Но как учёный я бы не стал отвергать империалистического прошлого. Наоборот, я постарался бы вскрыть его более глубокие слои и смысл. Я бы указал, к примеру, на то, как правительственная Церковь обретает своё истинное значение, когда она не только освящает национальную культуру, но и пророчески критикует грехи монарха или правителя, отдавая за это свою жизнь, как сделал митрополит Филипп в правление Ивана Грозного. Церковь, которая стремится быть «государственной» до такой степени, что одобряет без исключения всё, что делается правительством, предаёт собственный церковный русско-византийский идеал. Если враждебное Церкви правительство вынуждает Церковь поступать так – это одно. Если же, как сегодня, со стороны правительства опасного давления не оказывается, то отход от такой идеи государственности кажется ещё более непростительным.
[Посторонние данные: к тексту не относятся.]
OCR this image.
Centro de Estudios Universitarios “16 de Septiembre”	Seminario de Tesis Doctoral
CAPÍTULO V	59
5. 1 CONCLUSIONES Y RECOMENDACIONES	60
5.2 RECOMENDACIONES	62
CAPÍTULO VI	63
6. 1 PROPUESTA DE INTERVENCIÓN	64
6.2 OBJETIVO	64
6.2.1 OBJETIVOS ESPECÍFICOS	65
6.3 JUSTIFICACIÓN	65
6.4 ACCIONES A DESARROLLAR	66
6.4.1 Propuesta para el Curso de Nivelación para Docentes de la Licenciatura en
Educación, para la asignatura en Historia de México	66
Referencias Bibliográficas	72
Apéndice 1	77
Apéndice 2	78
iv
Так что одобрение и поддержка идеи «государственности» Церкви не обозначают воздержание от критики в отношении правительства и вопросов о правах человека, демократии и т. п.

В докладе я ссылался на Карсавина с целью философски обосновать всё вышесказанное. Я хотел показать, что в то время как разнообразные течения в Русской Православной Церкви могут соотноситься с исторически разными идеалами, ни одно из них не может в полной мере быть воплощено в нашей земной Церкви. Мы обречены страдать, видя их частичную реализацию, мы должны с любовью терпеть тех, кто отличается от нас. Лично для меня такой печальный, насаждённый сверху, монизм и конформизм советского и русского общественного опыта проигрывают при сравнении с британским социальным либеральным плюрализмом. Последнее, несмотря на первое впечатление, по существу является лучшим примером того, как могли бы ужиться между собой различные группировки внутри Русской Церкви. Каждая стремилась бы к своему собственному идеалу, признавая в то же самое время неизбежное несовершенство собственного видения и обращаясь к другим в поисках полноты. Таким образом, либералы и консерваторы перестали бы игнорировать друг друга и пришли бы к примирению. Но часто, к сожалению, разнообразные группы в Церкви собираются вместе именно из-за противодействия и глубокого недоверия друг к другу. Опять же, мне кажется, что взгляд Карсавина представляет собой философское выражение вышесказанного. Надеюсь, мои объяснения убедят читателей, что я не «шовинистический империалист», как подумали некоторые докладчики.

В конечном итоге подобные рассуждения могут быть применены к расколу, который произошел в Сурожской епархии после смерти митрополита Антония. К сожалению, я не владею полной информацией, поэтому не буду высказываться на эту тему в силу её важности и конкретики. Но, без сомнения, здесь затрагиваются те же вопросы: отчасти о балансе между людьми англоязычной и русскоязычной культурных сред, а отчасти не столько о разнице культур, сколько о разнице видения Церковью самой себя.

[1] Добавлен по просьбе автора доклада – Прим. ред.